Paying for Pleasure: We Like Expensive Wine More

Moments after I made my contribution to The Most today, I realized I might have taken the wrong approach to the story. Here's an excerpt from today's LA Times:

When it comes to wine tasting, pleasure is in the price.

Using brain scanners to monitor the minds of wine drinkers, scientists found that people given two identical red wines got more pleasure from tasting the one they were told cost more.

The study, reported Monday in Proceedings of the National Academy of Sciences, demonstrated for the first time how marketing tactics -- such as raising the price of a product -- can cause the brain to play tricks on itself.

Perhaps the most interesting part of this story is that more expensive wines don't just elicit better reviews on a conscious level. It's not simply that we assume something more expensive must be better. As the article states, "Brain scans showed that activity in the part of the brain that detects pleasure also moved in lock step with price."

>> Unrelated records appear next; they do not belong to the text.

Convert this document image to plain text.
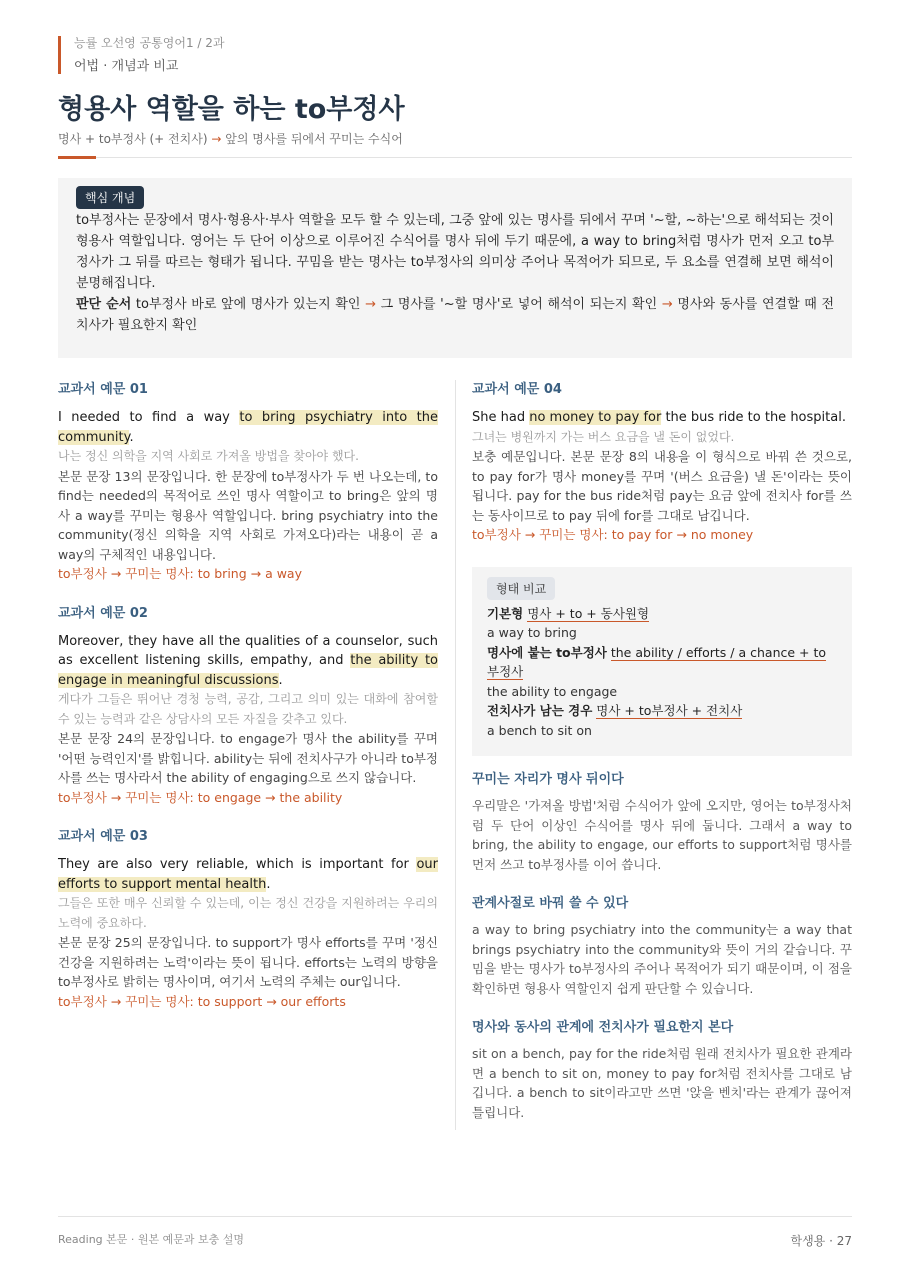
능률 오선영 공통영어1 / 2과
어법 · 개념과 비교
형용사 역할을 하는 to부정사
명사 + to부정사 (+ 전치사) → 앞의 명사를 뒤에서 꾸미는 수식어
핵심 개념

to부정사는 문장에서 명사·형용사·부사 역할을 모두 할 수 있는데, 그중 앞에 있는 명사를 뒤에서 꾸며 '~할, ~하는'으로 해석되는 것이 형용사 역할입니다. 영어는 두 단어 이상으로 이루어진 수식어를 명사 뒤에 두기 때문에, a way to bring처럼 명사가 먼저 오고 to부정사가 그 뒤를 따르는 형태가 됩니다. 꾸밈을 받는 명사는 to부정사의 의미상 주어나 목적어가 되므로, 두 요소를 연결해 보면 해석이 분명해집니다.

판단 순서 to부정사 바로 앞에 명사가 있는지 확인 → 그 명사를 '~할 명사'로 넣어 해석이 되는지 확인 → 명사와 동사를 연결할 때 전치사가 필요한지 확인

교과서 예문 01

I needed to find a way to bring psychiatry into the community.

나는 정신 의학을 지역 사회로 가져올 방법을 찾아야 했다.

본문 문장 13의 문장입니다. 한 문장에 to부정사가 두 번 나오는데, to find는 needed의 목적어로 쓰인 명사 역할이고 to bring은 앞의 명사 a way를 꾸미는 형용사 역할입니다. bring psychiatry into the community(정신 의학을 지역 사회로 가져오다)라는 내용이 곧 a way의 구체적인 내용입니다.

to부정사 → 꾸미는 명사: to bring → a way

교과서 예문 02

Moreover, they have all the qualities of a counselor, such as excellent listening skills, empathy, and the ability to engage in meaningful discussions.

게다가 그들은 뛰어난 경청 능력, 공감, 그리고 의미 있는 대화에 참여할 수 있는 능력과 같은 상담사의 모든 자질을 갖추고 있다.

본문 문장 24의 문장입니다. to engage가 명사 the ability를 꾸며 '어떤 능력인지'를 밝힙니다. ability는 뒤에 전치사구가 아니라 to부정사를 쓰는 명사라서 the ability of engaging으로 쓰지 않습니다.

to부정사 → 꾸미는 명사: to engage → the ability

교과서 예문 03

They are also very reliable, which is important for our efforts to support mental health.

그들은 또한 매우 신뢰할 수 있는데, 이는 정신 건강을 지원하려는 우리의 노력에 중요하다.

본문 문장 25의 문장입니다. to support가 명사 efforts를 꾸며 '정신 건강을 지원하려는 노력'이라는 뜻이 됩니다. efforts는 노력의 방향을 to부정사로 밝히는 명사이며, 여기서 노력의 주체는 our입니다.

to부정사 → 꾸미는 명사: to support → our efforts

교과서 예문 04

She had no money to pay for the bus ride to the hospital.

그녀는 병원까지 가는 버스 요금을 낼 돈이 없었다.

보충 예문입니다. 본문 문장 8의 내용을 이 형식으로 바꿔 쓴 것으로, to pay for가 명사 money를 꾸며 '(버스 요금을) 낼 돈'이라는 뜻이 됩니다. pay for the bus ride처럼 pay는 요금 앞에 전치사 for를 쓰는 동사이므로 to pay 뒤에 for를 그대로 남깁니다.

to부정사 → 꾸미는 명사: to pay for → no money

형태 비교

기본형 명사 + to + 동사원형

a way to bring

명사에 붙는 to부정사 the ability / efforts / a chance + to부정사

the ability to engage

전치사가 남는 경우 명사 + to부정사 + 전치사

a bench to sit on

꾸미는 자리가 명사 뒤이다

우리말은 '가져올 방법'처럼 수식어가 앞에 오지만, 영어는 to부정사처럼 두 단어 이상인 수식어를 명사 뒤에 둡니다. 그래서 a way to bring, the ability to engage, our efforts to support처럼 명사를 먼저 쓰고 to부정사를 이어 씁니다.

관계사절로 바꿔 쓸 수 있다

a way to bring psychiatry into the community는 a way that brings psychiatry into the community와 뜻이 거의 같습니다. 꾸밈을 받는 명사가 to부정사의 주어나 목적어가 되기 때문이며, 이 점을 확인하면 형용사 역할인지 쉽게 판단할 수 있습니다.

명사와 동사의 관계에 전치사가 필요한지 본다

sit on a bench, pay for the ride처럼 원래 전치사가 필요한 관계라면 a bench to sit on, money to pay for처럼 전치사를 그대로 남깁니다. a bench to sit이라고만 쓰면 '앉을 벤치'라는 관계가 끊어져 틀립니다.

Reading 본문 · 원본 예문과 보충 설명	학생용 · 27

When I did The Most today, I took the same approach as the writer of this piece, pointing to the study as evidence that we trick ourselves into liking higher-priced wine. But now I wonder, Are we really tricking ourselves? If our brains tell us we like something more, doesn't that mean we like it more? What is pleasure besides the experience of our brains telling us we're experiencing it? In other words, maybe this isn't a trick at all. Maybe spending more money for the same product is actually money well spent, as long as you don't know it's the same product.

Am I making any sense? Do you like this blog post? What if I charge you 50 bucks for it?

That's what I thought. Best. Blog post. Ever.

 

Comments (Send a comment)

Last September I took my mom up to Napa Valley and on some tours of expensive wineries with tastings. These were $30+ a bottle wines if not more. On the way back we stopped at a Sutter Home tasting spot where she ended up buying three bottles of $4 wine.

Apparently nothing tastes quite like value.

Sent by alice | 1:50 PM ET | 01-15-2008

When shopping @ consignment stores, I am thrilled buying a well made item of clothing for a fraction of its original cost! I actually enjoy wearing the recycled item more than if I had spent $$$ - not worrying about the red wine that might stain it. But then, I do have a gold bracelet that makes me happy. It's complex.